The bill is known as the “Living Infants Fairness and Equality (LIFE) Act” and aims to “protect the fundamental rights of particular classes of persons who had not previously been recognized under the law.” The bill provides that “[n]o abortion is authorized or shall be performed if the unborn child has been determined to have a human heartbeat” except for in certain medical situations. The medical exceptions include situations where the pregnant woman’s life is in danger, where the pregnant woman is in danger of “serious risk of substantial and irreversible physical impairment of a major bodily function,” or where an abortion would “[p]reserve the life of an unborn child.”
The bill is similar to other fetal heartbeat bills that have been proposed in other states.
SB 218 is an omnibus abortion bill that would—among other things—ban abortion once a fetal heartbeat has been detected, and identify fetuses as natural persons who qualify for state income tax deductions and state population-based determinations.

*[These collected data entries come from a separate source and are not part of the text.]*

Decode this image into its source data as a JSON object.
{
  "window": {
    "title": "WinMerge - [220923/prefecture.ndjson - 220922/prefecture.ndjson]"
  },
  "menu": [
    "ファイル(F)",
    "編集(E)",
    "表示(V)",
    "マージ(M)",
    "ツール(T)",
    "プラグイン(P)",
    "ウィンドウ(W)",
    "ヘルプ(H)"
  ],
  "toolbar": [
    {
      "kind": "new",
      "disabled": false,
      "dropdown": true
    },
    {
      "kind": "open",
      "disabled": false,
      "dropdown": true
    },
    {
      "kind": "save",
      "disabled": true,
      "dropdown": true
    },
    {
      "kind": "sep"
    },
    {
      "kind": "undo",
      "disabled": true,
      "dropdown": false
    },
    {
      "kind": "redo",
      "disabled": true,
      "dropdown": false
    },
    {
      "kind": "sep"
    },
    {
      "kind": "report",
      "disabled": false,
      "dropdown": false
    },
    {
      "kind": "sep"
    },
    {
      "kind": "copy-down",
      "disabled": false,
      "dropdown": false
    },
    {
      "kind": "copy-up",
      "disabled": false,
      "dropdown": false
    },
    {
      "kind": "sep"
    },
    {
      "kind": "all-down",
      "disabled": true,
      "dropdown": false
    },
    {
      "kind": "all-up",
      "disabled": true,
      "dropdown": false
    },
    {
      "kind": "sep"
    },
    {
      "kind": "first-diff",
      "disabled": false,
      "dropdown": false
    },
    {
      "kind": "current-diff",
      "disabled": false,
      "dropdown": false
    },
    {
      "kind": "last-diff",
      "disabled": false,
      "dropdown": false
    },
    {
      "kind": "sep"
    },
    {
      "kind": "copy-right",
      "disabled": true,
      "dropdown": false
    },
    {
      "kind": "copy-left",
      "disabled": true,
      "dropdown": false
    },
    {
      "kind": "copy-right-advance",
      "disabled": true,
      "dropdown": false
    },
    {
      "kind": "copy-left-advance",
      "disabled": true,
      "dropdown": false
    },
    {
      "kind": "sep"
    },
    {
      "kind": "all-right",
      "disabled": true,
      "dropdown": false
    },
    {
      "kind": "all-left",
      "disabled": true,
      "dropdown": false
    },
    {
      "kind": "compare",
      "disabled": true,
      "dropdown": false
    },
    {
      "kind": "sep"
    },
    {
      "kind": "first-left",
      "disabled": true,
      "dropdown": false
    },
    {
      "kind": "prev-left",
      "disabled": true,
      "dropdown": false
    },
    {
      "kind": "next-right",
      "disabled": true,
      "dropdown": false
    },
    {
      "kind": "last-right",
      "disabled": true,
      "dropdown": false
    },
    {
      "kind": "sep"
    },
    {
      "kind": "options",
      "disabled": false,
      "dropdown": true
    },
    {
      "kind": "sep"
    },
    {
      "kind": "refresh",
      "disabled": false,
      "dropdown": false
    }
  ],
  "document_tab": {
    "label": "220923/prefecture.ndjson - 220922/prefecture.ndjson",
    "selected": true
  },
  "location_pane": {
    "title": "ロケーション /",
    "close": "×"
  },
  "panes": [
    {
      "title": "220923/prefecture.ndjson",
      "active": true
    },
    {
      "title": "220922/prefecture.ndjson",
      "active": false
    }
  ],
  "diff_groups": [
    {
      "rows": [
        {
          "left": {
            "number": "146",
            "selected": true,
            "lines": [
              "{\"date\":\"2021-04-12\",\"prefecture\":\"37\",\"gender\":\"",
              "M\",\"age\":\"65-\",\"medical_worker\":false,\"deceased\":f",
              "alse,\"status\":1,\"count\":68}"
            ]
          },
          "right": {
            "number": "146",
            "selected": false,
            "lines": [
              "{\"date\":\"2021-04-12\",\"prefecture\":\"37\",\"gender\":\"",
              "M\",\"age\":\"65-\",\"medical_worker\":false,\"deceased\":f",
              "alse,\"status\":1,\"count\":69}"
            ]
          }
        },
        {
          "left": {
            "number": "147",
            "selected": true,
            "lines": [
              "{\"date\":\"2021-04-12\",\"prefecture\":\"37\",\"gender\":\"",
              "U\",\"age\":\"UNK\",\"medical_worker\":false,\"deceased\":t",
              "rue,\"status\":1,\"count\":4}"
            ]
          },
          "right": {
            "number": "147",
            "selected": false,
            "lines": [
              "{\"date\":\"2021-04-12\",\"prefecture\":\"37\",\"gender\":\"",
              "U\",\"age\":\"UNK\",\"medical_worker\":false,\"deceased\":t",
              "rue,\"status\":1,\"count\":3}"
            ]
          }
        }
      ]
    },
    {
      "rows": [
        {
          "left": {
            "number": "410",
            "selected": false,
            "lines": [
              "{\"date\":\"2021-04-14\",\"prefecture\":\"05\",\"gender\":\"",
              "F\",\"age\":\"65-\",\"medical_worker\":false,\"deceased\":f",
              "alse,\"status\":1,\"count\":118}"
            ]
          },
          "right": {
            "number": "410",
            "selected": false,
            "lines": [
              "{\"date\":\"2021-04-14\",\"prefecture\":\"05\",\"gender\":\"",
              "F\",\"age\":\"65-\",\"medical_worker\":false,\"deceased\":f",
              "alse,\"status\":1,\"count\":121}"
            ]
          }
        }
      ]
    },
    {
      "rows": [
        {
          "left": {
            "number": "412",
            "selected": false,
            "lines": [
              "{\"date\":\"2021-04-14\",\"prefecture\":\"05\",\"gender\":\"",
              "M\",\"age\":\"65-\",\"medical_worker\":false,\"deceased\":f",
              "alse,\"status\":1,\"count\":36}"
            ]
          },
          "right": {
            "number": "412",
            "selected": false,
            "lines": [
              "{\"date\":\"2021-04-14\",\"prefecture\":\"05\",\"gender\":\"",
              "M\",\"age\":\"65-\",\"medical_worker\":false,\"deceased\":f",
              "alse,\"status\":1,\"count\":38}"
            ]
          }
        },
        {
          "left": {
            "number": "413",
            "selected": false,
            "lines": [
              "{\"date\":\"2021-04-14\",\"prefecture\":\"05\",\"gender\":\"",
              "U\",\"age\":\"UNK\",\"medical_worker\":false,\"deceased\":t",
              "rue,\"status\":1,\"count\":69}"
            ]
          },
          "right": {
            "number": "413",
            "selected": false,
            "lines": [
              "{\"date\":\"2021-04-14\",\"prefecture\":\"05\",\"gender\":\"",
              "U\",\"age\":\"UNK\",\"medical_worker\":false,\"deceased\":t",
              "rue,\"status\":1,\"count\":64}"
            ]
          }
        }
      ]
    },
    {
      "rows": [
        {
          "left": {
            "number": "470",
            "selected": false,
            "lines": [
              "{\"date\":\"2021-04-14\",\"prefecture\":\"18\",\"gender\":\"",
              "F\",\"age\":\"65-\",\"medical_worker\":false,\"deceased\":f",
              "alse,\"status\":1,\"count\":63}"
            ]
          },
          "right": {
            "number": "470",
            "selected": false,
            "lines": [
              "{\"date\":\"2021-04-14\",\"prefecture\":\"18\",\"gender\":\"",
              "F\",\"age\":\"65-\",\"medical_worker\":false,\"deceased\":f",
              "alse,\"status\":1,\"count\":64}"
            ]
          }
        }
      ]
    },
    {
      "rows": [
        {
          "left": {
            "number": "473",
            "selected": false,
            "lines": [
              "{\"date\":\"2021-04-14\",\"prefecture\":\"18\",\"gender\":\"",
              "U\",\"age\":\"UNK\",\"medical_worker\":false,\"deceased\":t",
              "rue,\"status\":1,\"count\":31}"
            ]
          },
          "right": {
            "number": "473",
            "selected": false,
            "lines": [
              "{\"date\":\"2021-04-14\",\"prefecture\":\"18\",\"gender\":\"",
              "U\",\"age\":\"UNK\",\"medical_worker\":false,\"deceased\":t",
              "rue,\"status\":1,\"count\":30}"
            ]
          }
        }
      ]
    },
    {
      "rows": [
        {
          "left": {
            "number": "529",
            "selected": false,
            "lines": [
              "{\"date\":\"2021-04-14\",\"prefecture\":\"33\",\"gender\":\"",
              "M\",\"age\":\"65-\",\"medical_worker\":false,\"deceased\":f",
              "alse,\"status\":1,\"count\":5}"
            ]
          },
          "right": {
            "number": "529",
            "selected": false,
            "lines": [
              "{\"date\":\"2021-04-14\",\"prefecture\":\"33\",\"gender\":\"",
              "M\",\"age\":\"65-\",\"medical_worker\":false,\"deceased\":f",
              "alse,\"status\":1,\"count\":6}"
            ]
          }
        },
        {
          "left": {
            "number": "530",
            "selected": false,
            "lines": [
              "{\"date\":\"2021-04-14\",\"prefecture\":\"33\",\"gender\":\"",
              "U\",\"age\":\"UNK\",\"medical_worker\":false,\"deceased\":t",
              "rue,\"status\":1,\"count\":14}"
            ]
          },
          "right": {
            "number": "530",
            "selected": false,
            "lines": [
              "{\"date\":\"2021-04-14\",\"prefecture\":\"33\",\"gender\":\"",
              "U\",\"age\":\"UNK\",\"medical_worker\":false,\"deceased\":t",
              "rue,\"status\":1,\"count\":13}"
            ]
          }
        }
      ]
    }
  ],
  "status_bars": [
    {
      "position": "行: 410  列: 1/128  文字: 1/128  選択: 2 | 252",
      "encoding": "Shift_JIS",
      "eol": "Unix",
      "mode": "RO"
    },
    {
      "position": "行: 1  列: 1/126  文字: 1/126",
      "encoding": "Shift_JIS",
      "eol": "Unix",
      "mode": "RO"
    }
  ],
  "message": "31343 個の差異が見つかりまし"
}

The bill states the following:
The bill would consist of embryos and fetuses in state population-based determinations.
Heartbeat Abortion Ban
Excluding in cases of medical emergency, no abortion may be executed or attempted to be performed unless the physician performing the procedure has first made a determination of the presence of a human heartbeat.
A fetal heartbeat can be identified as early as six weeks of pregnancy—two weeks after a person’s first missed period—and well before many people even understand that they are pregnant.
The bill would ban abortion when a fetus has been determined to have a heartbeat, except when it’s essential to prevent the death of the pregnant person or avoid serious risk of substantial and irreversible physical damage of a major bodily function of the pregnant person; or to keep the life of the “unborn child.”
The bill would need any abortion did after the first trimester to be performed in a licensed hospital, in a licensed ambulatory surgical center, or in a health facility certified as an abortion facility by the state Department of Community Health.
Any person who does an abortion would be a licensed physician.
The bill would have need of all physician, hospital, or other health-care facility records to be made available to local law enforcement agencies.
The bill would require a physician to notify the pregnant patient of the presence of a fetal heartbeat at the time the abortion would be performed.
Informational materials provided by the state would need to comprise the following additional statement:
“By six weeks’ growth, the unborn child has a human heartbeat.”
Lethal Fetal Anomaly
Presently state law disallows the performance of an abortion without first decisive the gestational age of the fetus, except in cases of medical emergency or when a pregnancy is identified as medically futile.
Besides changing the obligation to decide a fetal heartbeat instead of the gestational age, the bill would eliminate the exception for when a pregnancy is diagnosed as medically futile.
The bill would make changes requirements for abortion reports to require physicians to include information on the determination of the presence of a fetal heartbeat.
In every case of the homicide of a child, current state law permits there to be some party permitted to recover the full value of the life of the child. The bill would cover this to apply to the homicide of a “child carried in the womb,” at the point at which a heartbeat is detected.